About 189,000 of the 900,000 UK citizens who live in the EU are 65 years old or over, with most of them retired. About a third of those living in Cyprus, Portugal and Malta are over 65. However, the largest age groups are the 30-49-year-olds and 50-64-year-olds at 280,000 each. This strongly suggest that the EU labour market has a significant British element. Restricting free movement and access to jobs will severely affect UK citizens’ ability to work in the EU.
Similarly, UK citizens made about 47 million visits to other EU countries in 2015 presumably for business. Again, Spain topped this list at 12,988,000 visits with France in the second place at 8,849,000. Other popular destinations for UK business travellers in 2015 were Italy, Ireland, Portugal, Germany, Netherlands, Greece and Poland.
Since the EU referendum held last June and the subsequent recent triggering of Article 50 on 29th March, British citizens travelling to member countries of the EU have been left in a state of flux over numerous matters.
This feeling of uncertainty is set to continue during the two-year period of negotiations despite the fact that rules and regulations will not change until 2019.
However, there are some predictions that can be confidently made over how Brexit will impact Brits travelling to the EU for business, as well as pleasure.
British citizens are likely to face increased insurance premiums when driving on the continent because of recent changes to EU legislation, which will probably be reversed. It’s unclear how this will play out and canny customers will probably be able to avoid some price hikes.
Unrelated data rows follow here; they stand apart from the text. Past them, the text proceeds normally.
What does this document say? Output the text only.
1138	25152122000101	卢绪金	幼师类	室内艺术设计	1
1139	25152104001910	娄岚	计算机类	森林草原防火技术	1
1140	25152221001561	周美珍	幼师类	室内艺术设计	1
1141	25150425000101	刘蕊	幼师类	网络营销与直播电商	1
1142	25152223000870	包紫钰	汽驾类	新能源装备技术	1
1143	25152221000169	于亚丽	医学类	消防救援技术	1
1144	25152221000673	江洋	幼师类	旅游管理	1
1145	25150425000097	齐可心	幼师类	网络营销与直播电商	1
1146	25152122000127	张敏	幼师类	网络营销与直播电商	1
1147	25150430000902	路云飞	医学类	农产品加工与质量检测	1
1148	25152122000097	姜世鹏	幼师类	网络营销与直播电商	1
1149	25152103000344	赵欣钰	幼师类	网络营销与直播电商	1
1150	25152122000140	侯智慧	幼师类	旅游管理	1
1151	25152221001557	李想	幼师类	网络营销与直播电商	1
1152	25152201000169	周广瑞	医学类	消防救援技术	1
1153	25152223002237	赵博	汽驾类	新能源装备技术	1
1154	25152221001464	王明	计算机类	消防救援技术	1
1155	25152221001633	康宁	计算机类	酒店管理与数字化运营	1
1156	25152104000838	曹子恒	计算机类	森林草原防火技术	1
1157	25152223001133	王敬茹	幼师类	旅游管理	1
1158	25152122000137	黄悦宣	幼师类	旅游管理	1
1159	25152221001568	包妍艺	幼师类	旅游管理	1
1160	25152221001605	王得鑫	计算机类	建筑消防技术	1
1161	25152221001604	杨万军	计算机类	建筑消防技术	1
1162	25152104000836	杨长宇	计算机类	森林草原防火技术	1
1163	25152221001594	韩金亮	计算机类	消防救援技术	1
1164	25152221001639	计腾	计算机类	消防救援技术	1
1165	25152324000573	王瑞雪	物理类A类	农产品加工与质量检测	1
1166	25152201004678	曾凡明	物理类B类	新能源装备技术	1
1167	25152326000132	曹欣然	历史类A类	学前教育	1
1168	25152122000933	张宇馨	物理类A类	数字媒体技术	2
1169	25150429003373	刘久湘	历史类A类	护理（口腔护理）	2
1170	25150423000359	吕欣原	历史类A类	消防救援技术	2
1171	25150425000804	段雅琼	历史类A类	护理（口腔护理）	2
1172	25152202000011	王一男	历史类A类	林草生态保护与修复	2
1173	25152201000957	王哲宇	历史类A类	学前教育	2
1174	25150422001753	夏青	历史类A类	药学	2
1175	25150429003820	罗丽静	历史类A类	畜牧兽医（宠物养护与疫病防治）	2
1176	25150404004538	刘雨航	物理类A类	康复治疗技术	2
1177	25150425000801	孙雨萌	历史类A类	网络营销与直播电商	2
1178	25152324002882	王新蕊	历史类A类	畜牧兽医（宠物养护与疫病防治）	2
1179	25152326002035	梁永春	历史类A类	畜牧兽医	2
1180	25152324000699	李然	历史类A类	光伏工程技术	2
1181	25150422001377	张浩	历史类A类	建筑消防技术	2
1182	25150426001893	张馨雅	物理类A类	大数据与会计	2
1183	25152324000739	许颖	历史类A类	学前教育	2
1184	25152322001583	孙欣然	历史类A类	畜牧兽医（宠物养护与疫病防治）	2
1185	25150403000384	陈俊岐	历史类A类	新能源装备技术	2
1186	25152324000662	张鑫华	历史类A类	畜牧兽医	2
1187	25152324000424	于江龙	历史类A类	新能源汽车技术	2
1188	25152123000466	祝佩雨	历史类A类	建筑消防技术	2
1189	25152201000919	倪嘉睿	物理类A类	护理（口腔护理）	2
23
At the moment, it seems unlikely that visas will be required to travel to countries in the EU, however, border crossings will almost certainly be slower than they are at present. Roaming charges for mobile phones were recently scrapped, but they may be reintroduced for British travellers using their phones abroad after Brexit.
Meanwhile, the EHIC card (European Healthcare and Insurance Card) currently entitles all EU citizens to free or reduced-cost health care in EU countries. This agreement will definitely have to be renegotiated and its continuation will probably require a reciprocal agreement for EU citizens to have the same access to the NHS.